Bluey : 153 épisodes de 7 minutes, et la meilleure note de tout notre catalogue

8,6/10 : aucune série passée en revue ici ne fait mieux. Trois saisons, des épisodes de 7 minutes, et un format taillé pour les enfants de 3 à 7 ans.

Par James 4 min de lecture

Affiche de la série d'animation Bluey

8,6 sur 10. Sur les 121 films et séries passés en revue sur ce site, aucun titre ne fait mieux — ni Interstellar, ni Sherlock, ni Le Roi lion. Et c’est une série australienne sur une famille de chiens.

Bluey est disponible sur Disney+ : trois saisons, 153 épisodes, 1 075 minutes en tout.

Le format est l’argument principal

Un épisode dure sept minutes. Sept. C’est la durée d’un jeu, d’un trajet en voiture, d’un moment avant le bain — et c’est précisément ce qui rend la série utilisable au quotidien là où un film de 90 minutes ne l’est pas.

Chaque épisode est autonome. Pas d’intrigue à suivre, pas de saison à rattraper : on peut commencer n’importe où, ce qui n’arrive à peu près jamais dans une série.

Ce que ça raconte

Bluey est une chienne de six ans qui joue. C’est tout le programme, et c’est le point : chaque épisode part d’un jeu inventé par les enfants, que les parents finissent par rejoindre.

Ce qui explique la note, c’est le traitement des adultes. Bandit et Chilli, les parents, sont fatigués, parfois agacés, et jouent quand même. Ils se trompent, s’excusent, changent d’avis. Aucune série pour enfants ne montre habituellement des parents aussi crédibles — et c’est pour ça que la série est massivement regardée par des adultes.

À partir de quel âge ?

Dès 2-3 ans, et jusqu’à 7 sans lassitude. Aucune violence, aucun méchant, aucun enjeu dramatique. C’est l’un des très rares titres de ce site qu’on peut lancer sans le moindre avertissement.

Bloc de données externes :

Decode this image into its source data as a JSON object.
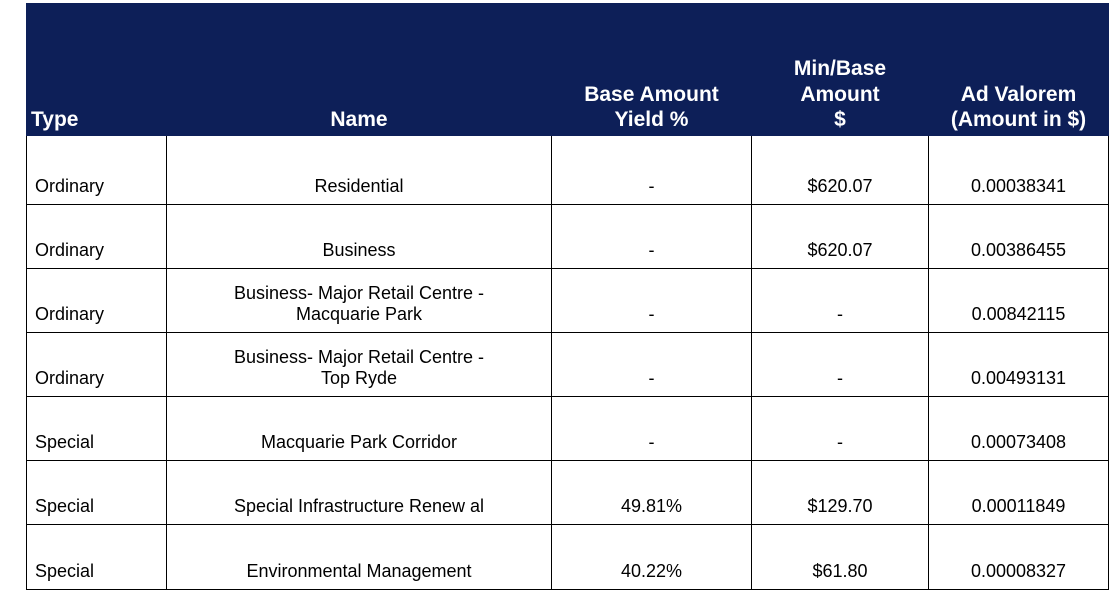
{
  "table": {
    "headers": {
      "type": "Type",
      "name": "Name",
      "base_line1": "Base Amount",
      "base_line2": "Yield %",
      "min_line1": "Min/Base",
      "min_line2": "Amount",
      "min_line3": "$",
      "ad_line1": "Ad Valorem",
      "ad_line2": "(Amount in $)"
    },
    "rows": [
      {
        "type": "Ordinary",
        "name_line1": "Residential",
        "name_line2": "",
        "base_yield": "-",
        "min_base": "$620.07",
        "ad_valorem": "0.00038341"
      },
      {
        "type": "Ordinary",
        "name_line1": "Business",
        "name_line2": "",
        "base_yield": "-",
        "min_base": "$620.07",
        "ad_valorem": "0.00386455"
      },
      {
        "type": "Ordinary",
        "name_line1": "Business- Major Retail Centre -",
        "name_line2": "Macquarie Park",
        "base_yield": "-",
        "min_base": "-",
        "ad_valorem": "0.00842115"
      },
      {
        "type": "Ordinary",
        "name_line1": "Business- Major Retail Centre -",
        "name_line2": "Top Ryde",
        "base_yield": "-",
        "min_base": "-",
        "ad_valorem": "0.00493131"
      },
      {
        "type": "Special",
        "name_line1": "Macquarie Park Corridor",
        "name_line2": "",
        "base_yield": "-",
        "min_base": "-",
        "ad_valorem": "0.00073408"
      },
      {
        "type": "Special",
        "name_line1": "Special Infrastructure Renew al",
        "name_line2": "",
        "base_yield": "49.81%",
        "min_base": "$129.70",
        "ad_valorem": "0.00011849"
      },
      {
        "type": "Special",
        "name_line1": "Environmental Management",
        "name_line2": "",
        "base_yield": "40.22%",
        "min_base": "$61.80",
        "ad_valorem": "0.00008327"
      }
    ]
  }
}
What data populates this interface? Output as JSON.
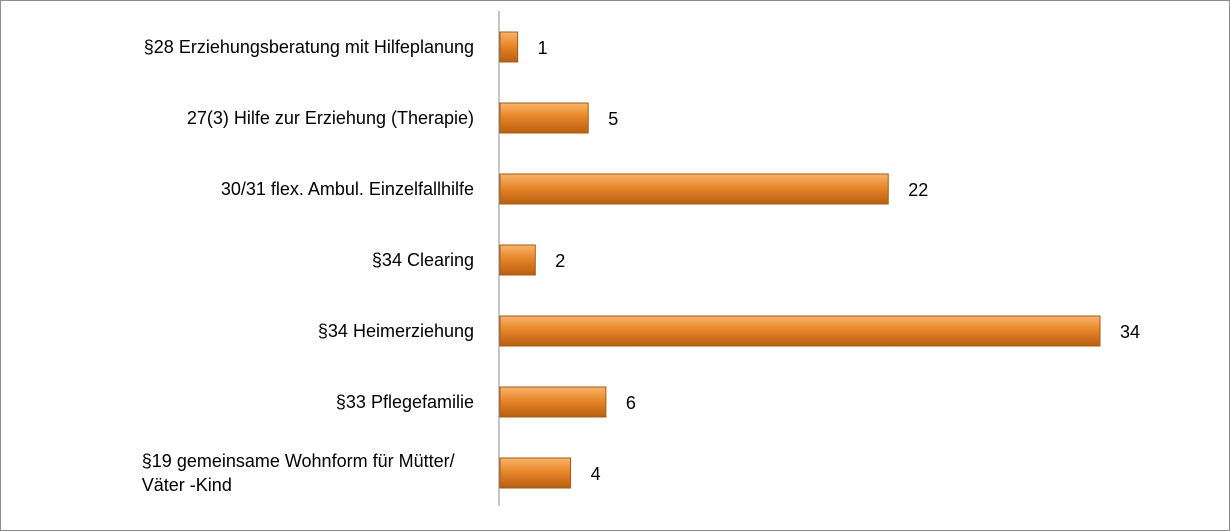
{
  "chart_data": {
    "type": "bar",
    "orientation": "horizontal",
    "categories": [
      "§28 Erziehungsberatung mit Hilfeplanung",
      "27(3) Hilfe zur Erziehung (Therapie)",
      "30/31 flex. Ambul. Einzelfallhilfe",
      "§34 Clearing",
      "§34 Heimerziehung",
      "§33 Pflegefamilie",
      "§19 gemeinsame Wohnform für Mütter/ Väter -Kind"
    ],
    "values": [
      1,
      5,
      22,
      2,
      34,
      6,
      4
    ],
    "color": "#e8862a"
  }
}
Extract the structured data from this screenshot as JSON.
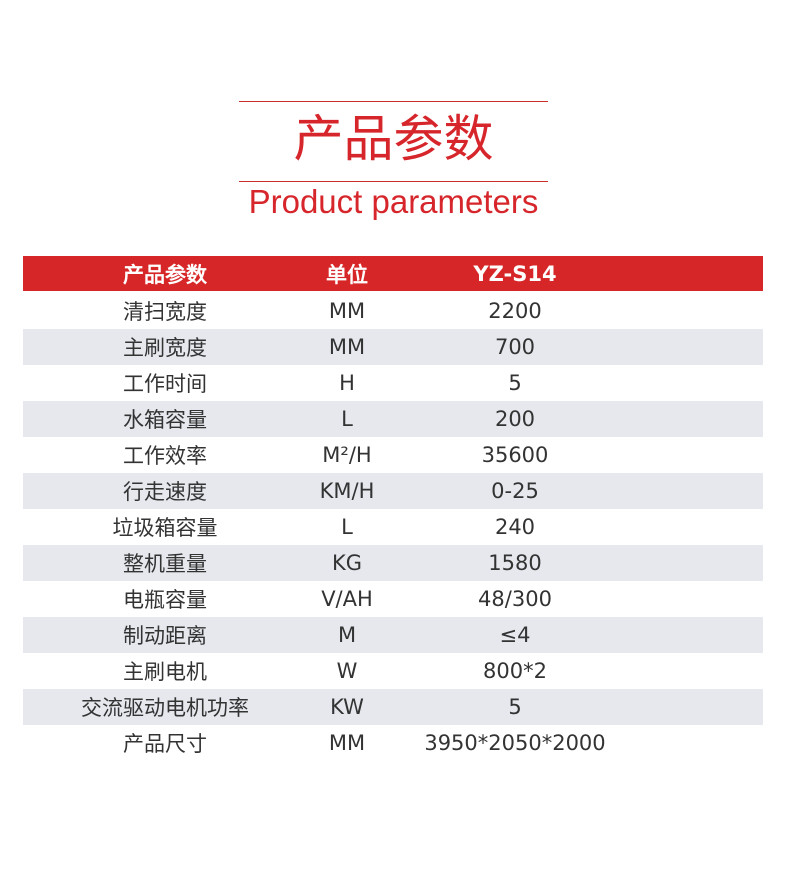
{
  "title_cn": "产品参数",
  "title_en": "Product parameters",
  "header": [
    "产品参数",
    "单位",
    "YZ-S14"
  ],
  "rows": [
    [
      "清扫宽度",
      "MM",
      "2200"
    ],
    [
      "主刷宽度",
      "MM",
      "700"
    ],
    [
      "工作时间",
      "H",
      "5"
    ],
    [
      "水箱容量",
      "L",
      "200"
    ],
    [
      "工作效率",
      "M²/H",
      "35600"
    ],
    [
      "行走速度",
      "KM/H",
      "0-25"
    ],
    [
      "垃圾箱容量",
      "L",
      "240"
    ],
    [
      "整机重量",
      "KG",
      "1580"
    ],
    [
      "电瓶容量",
      "V/AH",
      "48/300"
    ],
    [
      "制动距离",
      "M",
      "≤4"
    ],
    [
      "主刷电机",
      "W",
      "800*2"
    ],
    [
      "交流驱动电机功率",
      "KW",
      "5"
    ],
    [
      "产品尺寸",
      "MM",
      "3950*2050*2000"
    ]
  ],
  "colors": {
    "accent": "#d72628",
    "stripe": "#e6e8ee"
  }
}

Quelques épisodes abordent des sujets sensibles — la difficulté à avoir un enfant, la mort d’un animal, un déménagement — toujours en creux, sans jamais l’expliquer frontalement. Ce sont ceux dont les parents parlent le plus.

Par quoi commencer

N’importe quel épisode. Si vous voulez comprendre pourquoi la série a cette réputation en sept minutes, cherchez Sleepytime (saison 2) — c’est celui que tout le monde cite.